I enjoyed John Walsh's Notebook (2 June) but remain suspicious of over-zealous cruelty to split infinitives (Errors & Omissions, 4 June). The British Empire saw itself as a successor to the Roman and, attempting to enlarge upon its accomplishments, set about disciplining the English language accordingly. Split infinitives were frowned on; Latin didn't use them, but that was because in Latin, unlike English, no matter how hard you try, you just can't split an infinitive.

Malcolm Addison

Windsor, Berkshire

Moth mystery

I was sorry to read about Philip Hensher's problem with the carpet-munching brown house moth Hoffmannophila pseudospretella (Opinion, 4 June). But I am intrigued by the name; who is the Hoffmann they are all in love with. Does anybody know? I couldn't find anything in Google.

Trevor Roberts

Bramford, Suffolk

Perspectives on cuts in services

Britain is no model democracy

Christina Patterson rightly criticises Alan Bennett's over-the-top language about library cuts (Opinion, 28 May). But she leaps from fair criticism of shallow arguments to all-out support for the government's cuts agenda.

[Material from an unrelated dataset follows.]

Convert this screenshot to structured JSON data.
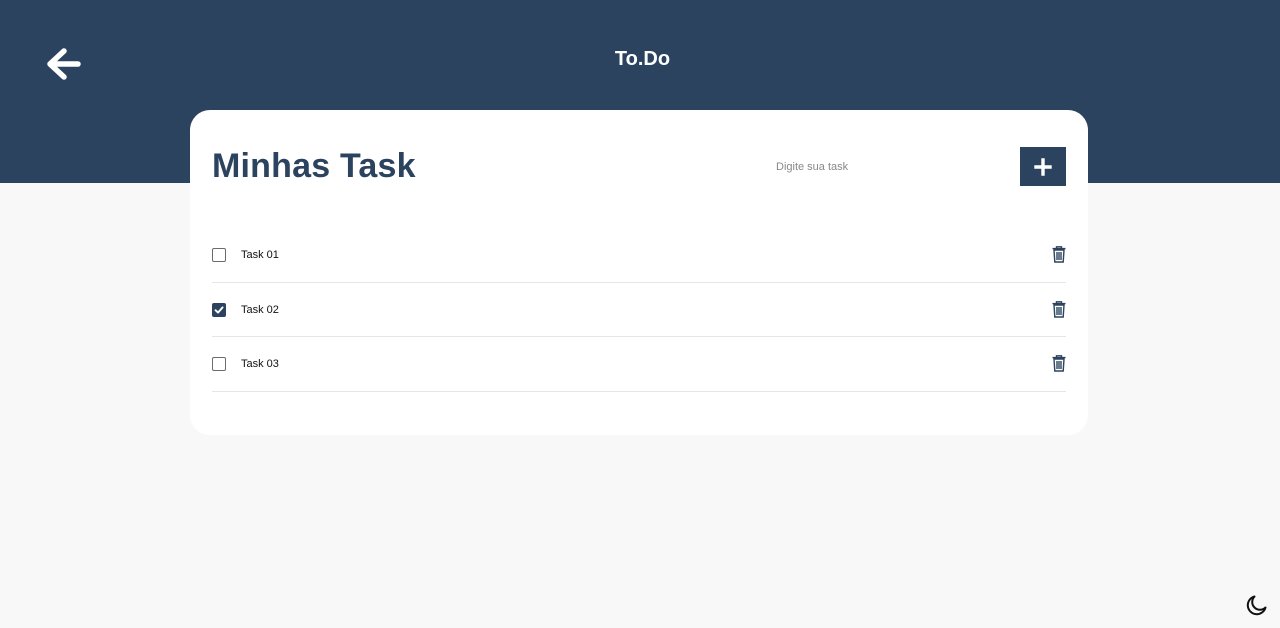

While attacking certain artists' simplistic viewpoints, she upholds the equally simplistic position of accepting the government's assurances about the necessity of deep and rapid cuts to public services and the welfare state.

Christina writes that we "live in a society where we get what we're prepared to pay for, run by the government we vote for, according to the choices we ask it to make". She presents Alan Bennett as naive, but it's Christina who seems to think that we live in a model democracy.

We do not get "what we're prepared to pay for", because some people have considerably more money to pay for things than others.

Those with the most money are reluctant to part with it, and it is because of them that we cannot "afford" libraries, bus services and the Disability Living Allowance.

None of the establishment parties will stand up to the very wealthy, and expenditure backed by big business continues apace. Arms dealers rake in the money after the paltry cuts to "defence" spending.

Ministers insist that cuts to libraries and bus services are unavoidable, but don't consider the economic situation to be desperate enough to introduce VAT on private education or private health care.

When push comes to shove, most politicians remain reluctant to do anything that would anger Rupert Murdoch, the banks or other multinational corporations. That's why the rest of us must have the courage to stand up to them.

Symon Hill

London SE4

We're not being treated fairly

We all know that cuts are necessary in today's financial climate, but nobody wants it to be them. As a teacher, I never expected to be rich, but when I see the vast sums paid to people in the money-driven world of advertising, and the amounts spent on making glamorous images to persuade people like me to buy more products, it makes me seethe. Especially as the government seems to think I can afford to take cuts, not them.

Teachers' pensions are under threat, with a proposal that we not only pay more in contributions but that we work longer and get less when we retire. How can this be fair?

In addition, teaching assistants in my area will soon be required to sign new contracts, agreeing to new working conditions including a reduction in sick pay and the abolition of the outer London allowance. I thought contracts were binding.

I am not a radical person and have never yet been tempted to strike, but, like many others in education, I do not feel I am being heard. I do not feel I am being treated fairly. How are we to get those in power to listen?

Why is this government taking so much from those who already have little to spare, and who are doing their best to help form the society of the future?